It’s not hard to demonize a president, and sometimes they make it even easier. The Hitler-esque fists and the demon-red lighting on the facade of Independence Hall in this photo of Mr. Biden would be easy to criticize, even if the speech had been about something as benign as butterflies or wedding mints.
It is interesting to note, though, that both of these figures (the clinched fists and the color red) are well-known symbols, and one wonders whether these choices were made intentionally so as to fuel the fire of Republican pushback against Mr. Biden’s dangerous speech. One wonders whether Biden (or whomever his handlers may be) is deliberately trying to instigate violence. If so, he can certainly do as many before him have done: pretend that he had no part in it.
This is what Mr. Lincoln did when he sent warships into Charleston harbor after the State of South Carolina had legally seceded from the United States. He expected the ships to be fired upon, and planned to use this as “just” cause to wage total war against those independent nations that had exercised their right to leave this Union. And the more Lincoln pushed, the more states left. Those that had looked for a way to hold on gave up that hope as Lincoln’s tyranny expanded.
But is this the way the Union states saw it? Nope. They were influenced by my-side bias to see the transgression as belonging wholly to the seceding states. And that’s the official story, even to this day. And my-side bias hasn’t gone anywhere. Democrats are still as apt to overlook Biden’s transgressions against the Rule of Law as Republicans are to overlook Trump’s.
To a Republican, Biden’s tyranny is plain as day. (To me, too, though I’m not a Republican.) And to a Democrat, Trump’s tyranny is plain as day. (To me, too, though I’m not a Democrat.) But who keeps score for both sides? Who keeps track of both the good and the bad that a president does? Who is objective about such things?
Well, the number will be small, and probably does not include many members of the two major parties, for my-side bias is the name of the game in those parties. It’s what they do. Members are often manipulated into choosing what they don’t want, because it’s better than what the other side is being manipulated into choosing. Many evils are tolerated because they are, at least, better than the evils of the opposing party.

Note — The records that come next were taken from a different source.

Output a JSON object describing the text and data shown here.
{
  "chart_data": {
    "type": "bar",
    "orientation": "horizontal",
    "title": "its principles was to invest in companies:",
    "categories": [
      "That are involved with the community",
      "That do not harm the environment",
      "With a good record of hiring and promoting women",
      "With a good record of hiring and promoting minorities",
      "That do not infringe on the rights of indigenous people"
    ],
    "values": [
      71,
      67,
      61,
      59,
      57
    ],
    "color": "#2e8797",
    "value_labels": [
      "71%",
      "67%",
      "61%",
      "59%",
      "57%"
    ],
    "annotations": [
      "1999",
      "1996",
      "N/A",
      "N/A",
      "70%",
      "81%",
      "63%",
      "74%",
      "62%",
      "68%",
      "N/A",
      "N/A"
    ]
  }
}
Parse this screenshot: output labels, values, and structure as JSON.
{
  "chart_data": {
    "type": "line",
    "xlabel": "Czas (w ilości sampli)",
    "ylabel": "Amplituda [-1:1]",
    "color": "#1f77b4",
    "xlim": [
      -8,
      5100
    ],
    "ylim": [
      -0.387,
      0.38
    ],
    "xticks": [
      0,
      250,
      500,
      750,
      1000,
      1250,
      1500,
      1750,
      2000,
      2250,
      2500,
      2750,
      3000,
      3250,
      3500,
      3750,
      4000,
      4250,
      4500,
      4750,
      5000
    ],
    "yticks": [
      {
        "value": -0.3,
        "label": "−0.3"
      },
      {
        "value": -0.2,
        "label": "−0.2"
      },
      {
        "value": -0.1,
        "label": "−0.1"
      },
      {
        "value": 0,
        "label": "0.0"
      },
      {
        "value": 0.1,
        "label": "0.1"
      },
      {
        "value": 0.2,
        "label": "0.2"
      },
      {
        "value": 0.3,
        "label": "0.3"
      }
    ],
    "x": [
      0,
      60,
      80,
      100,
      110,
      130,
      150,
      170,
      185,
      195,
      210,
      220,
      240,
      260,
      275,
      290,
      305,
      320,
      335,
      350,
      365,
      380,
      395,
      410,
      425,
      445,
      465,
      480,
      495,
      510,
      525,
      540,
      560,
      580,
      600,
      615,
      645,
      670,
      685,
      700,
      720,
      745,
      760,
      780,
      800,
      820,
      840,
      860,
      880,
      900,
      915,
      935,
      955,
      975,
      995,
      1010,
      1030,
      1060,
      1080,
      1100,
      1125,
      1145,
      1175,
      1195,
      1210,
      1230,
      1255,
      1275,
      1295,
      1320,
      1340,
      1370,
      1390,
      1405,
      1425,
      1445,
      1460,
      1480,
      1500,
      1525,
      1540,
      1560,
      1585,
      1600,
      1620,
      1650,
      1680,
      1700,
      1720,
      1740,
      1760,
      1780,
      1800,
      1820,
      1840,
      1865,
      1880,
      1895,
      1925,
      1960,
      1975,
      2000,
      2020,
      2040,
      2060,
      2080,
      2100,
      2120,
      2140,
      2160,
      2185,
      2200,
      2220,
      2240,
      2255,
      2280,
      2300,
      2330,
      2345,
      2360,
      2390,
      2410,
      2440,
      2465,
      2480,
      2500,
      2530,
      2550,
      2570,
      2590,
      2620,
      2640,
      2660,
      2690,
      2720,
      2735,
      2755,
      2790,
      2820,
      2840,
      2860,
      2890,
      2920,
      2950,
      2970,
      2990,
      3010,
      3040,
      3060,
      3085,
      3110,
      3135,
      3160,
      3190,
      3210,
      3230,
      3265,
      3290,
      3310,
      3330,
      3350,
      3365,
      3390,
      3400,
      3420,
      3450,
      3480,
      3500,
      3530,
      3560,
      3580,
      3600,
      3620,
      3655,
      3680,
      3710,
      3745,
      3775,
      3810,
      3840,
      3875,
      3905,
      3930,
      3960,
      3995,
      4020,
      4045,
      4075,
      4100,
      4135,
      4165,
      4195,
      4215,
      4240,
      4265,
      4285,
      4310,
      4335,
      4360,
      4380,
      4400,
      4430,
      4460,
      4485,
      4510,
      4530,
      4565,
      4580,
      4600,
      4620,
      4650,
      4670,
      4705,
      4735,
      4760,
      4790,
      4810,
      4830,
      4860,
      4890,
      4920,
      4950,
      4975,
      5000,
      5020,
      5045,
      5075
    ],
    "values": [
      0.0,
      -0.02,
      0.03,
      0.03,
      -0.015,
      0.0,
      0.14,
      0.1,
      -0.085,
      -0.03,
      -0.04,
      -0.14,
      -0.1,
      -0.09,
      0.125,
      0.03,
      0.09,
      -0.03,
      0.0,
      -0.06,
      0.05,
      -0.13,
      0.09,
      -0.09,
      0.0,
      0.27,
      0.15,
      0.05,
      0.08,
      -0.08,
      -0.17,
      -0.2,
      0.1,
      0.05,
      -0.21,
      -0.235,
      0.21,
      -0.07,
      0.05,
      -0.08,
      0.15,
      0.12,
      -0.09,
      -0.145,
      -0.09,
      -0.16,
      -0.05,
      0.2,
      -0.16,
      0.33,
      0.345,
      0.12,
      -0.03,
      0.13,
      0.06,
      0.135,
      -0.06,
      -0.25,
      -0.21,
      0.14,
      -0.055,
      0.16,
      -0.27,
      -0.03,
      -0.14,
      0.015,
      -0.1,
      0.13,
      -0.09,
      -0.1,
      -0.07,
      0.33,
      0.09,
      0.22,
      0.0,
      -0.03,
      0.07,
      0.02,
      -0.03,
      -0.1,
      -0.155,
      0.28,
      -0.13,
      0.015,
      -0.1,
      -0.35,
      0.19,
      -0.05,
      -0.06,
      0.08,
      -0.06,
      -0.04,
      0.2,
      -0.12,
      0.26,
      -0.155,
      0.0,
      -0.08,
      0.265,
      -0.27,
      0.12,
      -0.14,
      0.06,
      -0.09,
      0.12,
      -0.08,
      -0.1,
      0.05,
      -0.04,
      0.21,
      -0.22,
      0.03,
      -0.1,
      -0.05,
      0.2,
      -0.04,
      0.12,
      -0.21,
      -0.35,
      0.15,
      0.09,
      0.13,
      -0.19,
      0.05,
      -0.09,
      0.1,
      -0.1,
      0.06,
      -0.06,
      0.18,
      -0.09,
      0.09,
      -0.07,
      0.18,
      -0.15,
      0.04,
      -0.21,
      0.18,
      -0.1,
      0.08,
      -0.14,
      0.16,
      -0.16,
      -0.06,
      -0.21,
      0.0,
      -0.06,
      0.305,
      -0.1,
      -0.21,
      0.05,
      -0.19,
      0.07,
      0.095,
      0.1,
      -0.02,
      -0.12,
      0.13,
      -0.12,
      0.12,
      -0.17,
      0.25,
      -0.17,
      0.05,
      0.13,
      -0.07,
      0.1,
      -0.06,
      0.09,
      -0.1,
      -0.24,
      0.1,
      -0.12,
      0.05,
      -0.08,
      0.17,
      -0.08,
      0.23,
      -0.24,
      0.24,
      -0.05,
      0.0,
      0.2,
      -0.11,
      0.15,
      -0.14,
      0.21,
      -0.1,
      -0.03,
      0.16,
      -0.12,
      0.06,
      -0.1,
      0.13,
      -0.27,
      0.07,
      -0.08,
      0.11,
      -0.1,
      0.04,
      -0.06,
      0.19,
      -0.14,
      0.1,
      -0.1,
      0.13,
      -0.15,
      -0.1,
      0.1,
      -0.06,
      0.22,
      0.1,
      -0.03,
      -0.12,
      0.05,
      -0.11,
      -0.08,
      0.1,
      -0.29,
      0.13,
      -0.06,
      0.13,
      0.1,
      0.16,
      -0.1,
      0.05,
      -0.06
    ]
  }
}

And this is how we got on this slippery slope, where the one side runs head-long while the other is happy to run downhill, too, but would simply like to do so at a slower pace.
I have long hoped for a sweeping governmental reform in this country, but now I see that it is as unlikely as is a sweeping religious—or any other kind—of reform. There are some deeply-righteous people, but they are generally far too few in number to have any impact on the affairs of national government. Most have compromised themselves enough that they actually play into the division and the corruption, whether they choose to see it that way or not.
And so it is always easy to demonize the other side’s president. And it always will be. And even if they make use of the classic imagery, as Biden does here, that’s OK, because it’s still quite common in politics just to make up a pure canard, with or without having any audio or video to show in support of the lie.
We will never have a perfect nation, but we could certainly do considerably better. What that would take, however, would be huge. It would require a massive movement aimed at training the citizenry to love righteousness and justice and to learn our Constitution. Otherwise, it’s just too easy to manipulate the average joe into supporting a corrupt government. And that’s what we do here—the one in favor of his party’s preferred flavor of corruption, and the other one supporting the other camp, and both being told they’re champions for righteousness and justice.